Un abrazo luego de tanto tiempo y tanto frío, se sintió en el pecho de la joven, como un regalo mucho más valioso que la comida o las medicinas por las que tanto luchaba meses atrás. Incluso, cuando intencionadamente se trajo de vuelta a la realidad y al hecho de que su suegra era quien la estrechaba en ese momento.
-Estás a salvo ahora, Hikari- susurró. Con una emoción tan cargada en su voz que por un momento ella se preguntó si eran palabras que verdaderamente estaban dirigidas a ella o eran algo que Mikoto anhelaba decir a sus dos hijos varones.
No queriendo ser descortés y a su vez, para no romper ese lazo que ambas habían creado, Hikari devolvió el abrazo con manos vacilantes.
Cuando al fin se separaron, Mikoto pretendió acomodarse sus largos cabellos y quitarse algunos mechones de su rostro aunque no sirvió para disimular que secara sus lágrimas. Hikari permaneció donde estaba e hizo una inclinación profunda a Fugaku, quien había observado toda la escena en completo silencio.
-Fugaku Sama- dijo -estoy agradecida por su ayuda y hospitalidad. Estoy a sus servicios. Por favor, no se tomen demasiadas molestias conmigo.
El hombre dejó pasar unos segundos antes de hablar, su rostro se mantuvo inexpresivo en todo momento. A Hikari siempre le había parecido que ese hombre estaba constantemente tratando de contener sus expresiones y se preguntaba el porqué.
-Bienvenida, Hikari.
Tuvo que admitir que no se esperaba eso. Todo el viaje había esperado por unas palabras duras o exigiendo explicaciones de porqué se había negado a volver a la villa Uchiha días después del bombardeo. De hecho, ella casi tenía practicado lo que iba a decir: "Oh, Fugaku Sama. Mis responsabilidades como Youkai era la de darles a mi familia un entierro digno y ofrecer consuelo a quienes algunas vez habían compartido conmigo su vida en mayor o menor escala. Ruego por su perdón, ya que he sido imprudente y he abusado de sus buenas intenciones."
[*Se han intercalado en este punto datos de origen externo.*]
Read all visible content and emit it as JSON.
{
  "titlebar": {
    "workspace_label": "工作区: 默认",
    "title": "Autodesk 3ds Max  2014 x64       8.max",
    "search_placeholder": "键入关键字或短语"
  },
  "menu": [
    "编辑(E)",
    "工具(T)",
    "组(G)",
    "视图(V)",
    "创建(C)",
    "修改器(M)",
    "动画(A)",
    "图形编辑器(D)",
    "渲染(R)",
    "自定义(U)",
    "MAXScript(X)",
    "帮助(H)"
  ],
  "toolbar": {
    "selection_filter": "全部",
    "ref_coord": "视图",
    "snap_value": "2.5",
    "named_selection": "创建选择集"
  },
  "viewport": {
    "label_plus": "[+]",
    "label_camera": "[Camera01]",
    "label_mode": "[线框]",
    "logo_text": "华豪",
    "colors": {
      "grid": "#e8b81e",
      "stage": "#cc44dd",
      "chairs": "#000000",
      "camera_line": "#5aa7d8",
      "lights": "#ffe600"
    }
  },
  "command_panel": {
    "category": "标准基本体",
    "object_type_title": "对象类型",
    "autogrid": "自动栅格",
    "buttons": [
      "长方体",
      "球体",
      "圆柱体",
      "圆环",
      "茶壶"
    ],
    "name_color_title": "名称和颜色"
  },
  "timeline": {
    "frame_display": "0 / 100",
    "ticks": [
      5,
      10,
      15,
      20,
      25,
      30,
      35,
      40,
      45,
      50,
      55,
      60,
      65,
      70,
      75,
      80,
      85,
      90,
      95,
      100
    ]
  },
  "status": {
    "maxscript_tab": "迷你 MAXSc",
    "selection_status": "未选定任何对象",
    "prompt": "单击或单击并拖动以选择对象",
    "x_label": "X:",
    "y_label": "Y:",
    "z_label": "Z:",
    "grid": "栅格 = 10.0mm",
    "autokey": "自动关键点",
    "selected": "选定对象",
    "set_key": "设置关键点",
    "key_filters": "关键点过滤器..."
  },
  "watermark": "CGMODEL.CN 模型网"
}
Esas palabras eran una buena manera de satisfacer al patriarca sin sonar descortés, a su parecer, aunque muy poco de eso en realidad era cierto. Ni siquiera había reparado en la posibilidad de que los Uchiha se ofrecieran a cuidarla y mucho menos, había tenido oportunidad de enterrar a sus muertos.
Así que se quedó allí parada frente a él, sin saber muy bien como continuar ahora.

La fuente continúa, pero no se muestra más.